The life-cycle of bilharzia goes like this. It doesn’t matter at what point you enter it. Let us take the moment when the snail that harbours the bilharzia fluke ejects it in the water of the river. This entity then enters the skin of some human bathing or washing clothes in the river. It makes its way to the liver, or bladder, or kidney, or some other suitable organ. There it does great damage. This disease afflicts millions of people in Africa, and in other countries too. But Africa is the worst.

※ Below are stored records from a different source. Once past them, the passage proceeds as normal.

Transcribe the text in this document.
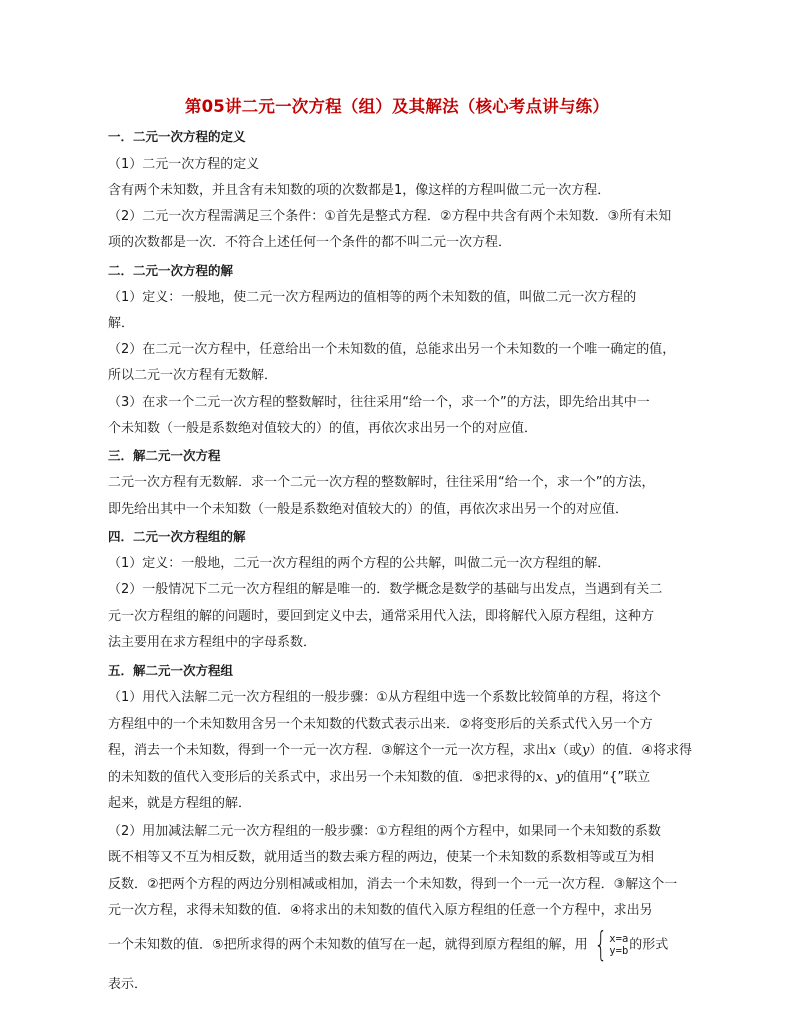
第05讲二元一次方程（组）及其解法（核心考点讲与练）
一．二元一次方程的定义
（1）二元一次方程的定义
含有两个未知数，并且含有未知数的项的次数都是1，像这样的方程叫做二元一次方程．
（2）二元一次方程需满足三个条件：①首先是整式方程．②方程中共含有两个未知数．③所有未知
项的次数都是一次．不符合上述任何一个条件的都不叫二元一次方程．
二．二元一次方程的解
（1）定义：一般地，使二元一次方程两边的值相等的两个未知数的值，叫做二元一次方程的
解．
（2）在二元一次方程中，任意给出一个未知数的值，总能求出另一个未知数的一个唯一确定的值，
所以二元一次方程有无数解．
（3）在求一个二元一次方程的整数解时，往往采用“给一个，求一个”的方法，即先给出其中一
个未知数（一般是系数绝对值较大的）的值，再依次求出另一个的对应值．
三．解二元一次方程
二元一次方程有无数解．求一个二元一次方程的整数解时，往往采用“给一个，求一个”的方法，
即先给出其中一个未知数（一般是系数绝对值较大的）的值，再依次求出另一个的对应值．
四．二元一次方程组的解
（1）定义：一般地，二元一次方程组的两个方程的公共解，叫做二元一次方程组的解．
（2）一般情况下二元一次方程组的解是唯一的．数学概念是数学的基础与出发点，当遇到有关二
元一次方程组的解的问题时，要回到定义中去，通常采用代入法，即将解代入原方程组，这种方
法主要用在求方程组中的字母系数．
五．解二元一次方程组
（1）用代入法解二元一次方程组的一般步骤：①从方程组中选一个系数比较简单的方程，将这个
方程组中的一个未知数用含另一个未知数的代数式表示出来．②将变形后的关系式代入另一个方
程，消去一个未知数，得到一个一元一次方程．③解这个一元一次方程，求出x（或y）的值．④将求得
的未知数的值代入变形后的关系式中，求出另一个未知数的值．⑤把求得的x、y的值用“{”联立
起来，就是方程组的解．
（2）用加减法解二元一次方程组的一般步骤：①方程组的两个方程中，如果同一个未知数的系数
既不相等又不互为相反数，就用适当的数去乘方程的两边，使某一个未知数的系数相等或互为相
反数．②把两个方程的两边分别相减或相加，消去一个未知数，得到一个一元一次方程．③解这个一
元一次方程，求得未知数的值．④将求出的未知数的值代入原方程组的任意一个方程中，求出另
一个未知数的值．⑤把所求得的两个未知数的值写在一起，就得到原方程组的解，用 { x=a
y=b 的形式
表示．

People die of it, and suffer all kinds of symptoms, one being lethargy, which is one of the reasons for the accusation that ‘Africans are born lazy’. (This is a white formula from the past.) A friend of my parents, a farmer, an energetic wiry man of the type described as ‘living on his nerves’ dropped dead one day, while apparently in the best of health. He was discovered to be ‘full of bilharzia’. When the fluke leaves the afflicted organ, it is excreted. The excreta is deposited in the bush–or was until recently. The rains wash the excreta into the river, and the bilharzia fluke enters the snail.